Edebiyat sınıfındaydım lise yıllarımda, edebiyatım iyiydi yani. Şiirden çok kompozisyon yazmayı seviyordum ve çokta iyi notlar alıyordum. Yeter ki konu verilsin, sayfalarca yazabiliyordum. Edebiyat öğretmenim Şiir yazıyor musun? diye sordu bir gün. Şiirsel bir yazım tekniğin var, akıcı, denemediysen bence bir denemelisin dedi. Mısralara dökmeye başladım ondan sonra bana dair ne varsa ve ben bu işi çok sevmiştim. Hatta okulda arkadaşların aşk şiirlerini bile ben yazmaya başlamıştım. Garip akımı ve Orhan Veli beni çok etkiledi o dönemde. Kim bilir belki Bir Garip Orhan Veli dediğinde içime aktı. O resimdeki hali, egemen sınıfın kalıplarını kırma, halkın sesi olma düşüncesi belki de içimde bastırılmış bir şeyleri koydu ortaya. Çünkü yürekten çıkanların yüzlerce yıl geçse de mutlaka akacak yürekler bulduğuna, oysa dilden çıkanların asla kulakları aşamadığına inanıyordum. Toplumcu şiirleri de seviyordum. Çünkü bir şeyler var ise yaşanılan ve insanları üzen ve sende o toplumun içindeysen, duyarsız kalamıyorsun haliyle. Okul harçlığı biriktirmek için yazın inşaatlarda çalışırdık o zamanlar. Şiir yazmayı o kadar seviyordum ki; öğle molalarında yemeğimi yer yemez, üç kattan oluşan çimento torbasının, temiz olan orta katından bir parça alır, bir kenara oturur bir şeyler karalar cebime koyardım. Şiir olmazsa olmazım. İçimde biriktirdiklerimi; vücut dilini, mimik ve jestleri kullanmadan, her şeyi kelimelere yükleyerek, okuyanın yüreğine akıtmak müthiş bir duygu bence. Ahmed Arifin dediği gibi yürek işçisi olmak. Belki onlarca sayfa yazarak anlatılamayacak bir duyguyu, tek bir cümlede, bir çırpıda söylemek, anlatmak. Günün koşuşturması içerisinde, aklının bir köşesinde, akşamdan kalmış cümleleri evirmek, çevirmek ve sabırsızlıkla gecenin en koyusunda, yalnız kalacağın o anı beklemek. Kayıp Anahtar isimli kitabımın ikinci baskısının arka kapağına da iki cümlesini yazdığım, sevgili dostum Mustafa Gökçekin Yorumlama Saatleri 1 isimli kitabından, kitabımı yorumladığı bölümde bana hediye ettiği bir kelime tamda benim şiirle ilişkimi anlatıyor aslında. Teşne evet şiire teşne yaşıyorum ben.

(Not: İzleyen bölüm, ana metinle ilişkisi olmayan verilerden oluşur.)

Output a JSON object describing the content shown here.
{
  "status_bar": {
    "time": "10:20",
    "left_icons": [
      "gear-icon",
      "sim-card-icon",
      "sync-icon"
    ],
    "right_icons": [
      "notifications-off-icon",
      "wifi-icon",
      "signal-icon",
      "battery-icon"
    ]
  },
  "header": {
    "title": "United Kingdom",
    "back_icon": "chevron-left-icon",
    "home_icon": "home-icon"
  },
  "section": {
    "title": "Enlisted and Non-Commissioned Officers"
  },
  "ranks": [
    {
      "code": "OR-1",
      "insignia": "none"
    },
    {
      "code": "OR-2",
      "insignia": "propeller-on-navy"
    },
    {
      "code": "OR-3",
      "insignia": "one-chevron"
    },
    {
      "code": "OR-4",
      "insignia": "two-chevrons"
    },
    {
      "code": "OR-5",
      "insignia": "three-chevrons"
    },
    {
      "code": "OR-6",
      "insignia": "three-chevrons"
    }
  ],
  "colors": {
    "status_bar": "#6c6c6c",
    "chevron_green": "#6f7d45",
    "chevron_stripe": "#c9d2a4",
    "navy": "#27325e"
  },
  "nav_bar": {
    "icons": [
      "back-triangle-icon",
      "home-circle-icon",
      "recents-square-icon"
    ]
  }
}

KİTAP ÖZÜNDE FELSEFEYİ BARINDIRIYOR
Kayıp Anahtar kitabınız hakkında bilgi verebilir misiniz?
Kayıp Anahtar bir şiir kitabı olmanın yanı sıra, özünde bir felsefeyi barındırıyor. Şiirlerin akışı ve kitaba diziliş şekli de, bu felsefeye hizmet ediyor aslında. Şiir bence bir araç olduğu için, bunu en iyi şekilde kullanmaya çalıştım sadece. İnsanın ellerindeki kelepçelerin, ayaklarındaki prangaların ve etrafını çepeçevre sardığına inandığı o aşılmaz sandığı çemberin, anahtarının aslında kendinde gizli olduğunu anlatan bir düşünüş biçimini ortaya koymaya çalıştım şiirlerimle. İçinde biriktirdiklerinden boğulanların sayısının, denizde boğulanların sayısından çok daha fazla olduğunu gördüm ve bunu Çemberin İçinde Hayatlar şiirimle irdelemeye çalıştım. Ve çemberin içindeki yaşamlardan bunalıp, çeperini kırmaya çalışan insanın yeni bir sayfa açma gayretini anlattım Her Yeni Sayfa şiirimle. İcat edilmiş korkular, kaygıların yanı sıra bize kabul ettirilmeye çalışılan, ama bize ait olmayan, bizi anlatmayan hayalleri ise, güldüğümüz zaman ağzımızdan fırlayıp çıkacakmış gibi duran protez dişlere benzeterek Protez Düşler şiirimle anlatmaya çalıştım. Sura Üfledim Bu Gece şiirimle, insanın gecenin en koyusunda kendini sorgulayışını. Yani insana dair ne varsa anlatmaya çalıştım. İçi boşaltılarak farklı ve basit bir şekilde doldurulmaya çalışılan, basitleştirilerek bedenselleştirilen insanın, bir de içinde en derininde akan bir aşk ırmağı olduğunu, o aşk ırmağı ile beden arasına icat edilmiş, kaygılar, korkular ve hayallerle nasıl bent çekildiğini ve bu şekilde kalabalıklar içerisinde yalnızlaştırıldığını anlatmaya çalıştım. Yine bu icat edilmişliklerin, bizi ifade etmediği için doğan mutsuzluğumuz sonucunda bir grip gibi salgın hale gelen kanser hastalığına da Sözüm Kaldı şiirimle ses olmaya çalıştım ve bu şiirimi türkü formatında besteledim. İlk bestem budur. Anlatacağım çok şey var illa ki kitabıma dair. Sanırım yorumcular tarafsız şekilde bunu daha iyi yapacaklardır ve yapıyorlar da. Zaman koyacak ortaya, birçok şeyde olduğu gibi, sanat eserlerinin de değerini. Ve kitabımın içinde şiirlerimle anlatmaya çalıştığım, birçok duyguyu, kapağına koyduğum tek bir cümle ile özetlemeye çalıştım; Hayaller birleşmeden, hayatlar birleşmez.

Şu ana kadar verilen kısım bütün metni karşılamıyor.